Dopo più di 30 anni passati in giro per il mondo a mostrare il cuore pulsante dell’heavy metal con gli Iron Maiden, Steve Harris debutta da solista con i British Lion, il cui album omonimo permette al grande bassista di prendere un gruppo emergente e attraverso canzoni dal gusto più mainstream e radiofonico di farsi conoscere anche dai metallari più smaliziati, al contrario di quanto accade dai primi anni ’90, quando Harris divenne mentore della band.
Il passo decisivo il bassista lo compie nel settembre dell’anno scorso, quando l’album esce e mostra le carte di questo progetto parallelo, che ricordano le stesse carte che Bruce Dickinson ha giocato nei suoi dischi da solista: apertura al rock e alle sfumature del genere, meno granito, più melodia.

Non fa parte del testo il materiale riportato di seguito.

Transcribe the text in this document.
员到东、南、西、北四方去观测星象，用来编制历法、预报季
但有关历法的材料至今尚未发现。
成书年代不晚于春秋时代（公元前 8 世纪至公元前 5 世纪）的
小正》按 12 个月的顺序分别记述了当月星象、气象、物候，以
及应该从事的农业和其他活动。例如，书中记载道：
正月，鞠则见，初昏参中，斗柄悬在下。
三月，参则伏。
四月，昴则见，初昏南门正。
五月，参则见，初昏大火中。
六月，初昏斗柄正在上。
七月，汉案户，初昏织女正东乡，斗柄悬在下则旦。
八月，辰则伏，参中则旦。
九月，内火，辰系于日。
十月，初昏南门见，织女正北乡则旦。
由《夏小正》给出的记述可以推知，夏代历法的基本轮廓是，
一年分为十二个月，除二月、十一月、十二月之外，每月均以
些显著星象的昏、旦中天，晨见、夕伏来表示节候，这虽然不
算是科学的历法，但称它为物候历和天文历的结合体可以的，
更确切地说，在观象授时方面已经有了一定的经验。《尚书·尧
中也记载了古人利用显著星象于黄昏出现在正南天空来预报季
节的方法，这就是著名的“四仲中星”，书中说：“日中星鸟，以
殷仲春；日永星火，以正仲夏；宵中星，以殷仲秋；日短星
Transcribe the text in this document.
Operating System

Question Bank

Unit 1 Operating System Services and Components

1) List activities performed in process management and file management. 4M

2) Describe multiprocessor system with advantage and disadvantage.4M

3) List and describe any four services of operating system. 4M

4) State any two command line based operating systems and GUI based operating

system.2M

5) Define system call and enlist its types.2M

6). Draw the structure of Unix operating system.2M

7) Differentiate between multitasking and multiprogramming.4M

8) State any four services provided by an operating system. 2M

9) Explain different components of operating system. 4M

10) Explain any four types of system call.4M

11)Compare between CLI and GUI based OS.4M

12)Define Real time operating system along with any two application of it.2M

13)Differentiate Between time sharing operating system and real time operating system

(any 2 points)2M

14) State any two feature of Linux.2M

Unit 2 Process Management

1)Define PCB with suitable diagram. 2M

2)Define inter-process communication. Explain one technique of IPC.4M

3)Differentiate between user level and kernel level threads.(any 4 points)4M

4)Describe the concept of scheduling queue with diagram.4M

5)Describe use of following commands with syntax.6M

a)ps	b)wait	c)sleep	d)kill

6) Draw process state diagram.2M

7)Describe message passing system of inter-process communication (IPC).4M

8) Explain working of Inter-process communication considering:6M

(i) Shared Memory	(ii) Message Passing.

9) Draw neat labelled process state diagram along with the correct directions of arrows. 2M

Ma se Dickinson poteva vantare collaboratori e compositori di pregio, British Lion pare più la scampagnata musicale di un gruppo di amici riunite per fare del rock, sano, vecchio stile, che guarda all’hard e agli anni ’70 con dosi di AOR e trovate che non tralasciano la New Wave del metal inglese di cui i Maiden sono stati alfieri.
Aperto dai suoni placidi e un po’ semplicistici di This Is My God (sorretta proprio dal basso di Harris), British Lion raccoglie 10 canzoni che aprono alle classifiche rock senza troppi fronzoli, ma anche senza eccessive aspettative: le chitarre acide di David Hawkins e Graham Leslie costeggiano Karma Killer, la ritmica quadrata di The Chosen Ones ha il sapore dell’inno, l’andamento sinuoso di Judas che contrasta con l’attacco maideniano di Us Against the World, i richiami addirittura a Brian Adams in Eyes of the Young ne fanno un album spensierato, suonato con gioia.
Ma che in un certo senso stenta ad arrivare al professionismo: non perché Harris e soci non sappiano suonare (anche se il cantante Richard Taylor solleva più di un dubbio), ma perché la produzione dello stesso Harris con Taylor e Hawkins tende a sottolineare la natura quasi scherzosa di composizioni grezze e non sempre efficaci. E lascia l’effetto di un concerto di giovani promosse in cui sotto il carbone intuiamo il diamante. Solo che qui, per via della luce di Harris, è il carbone a oscurare la brillantezza.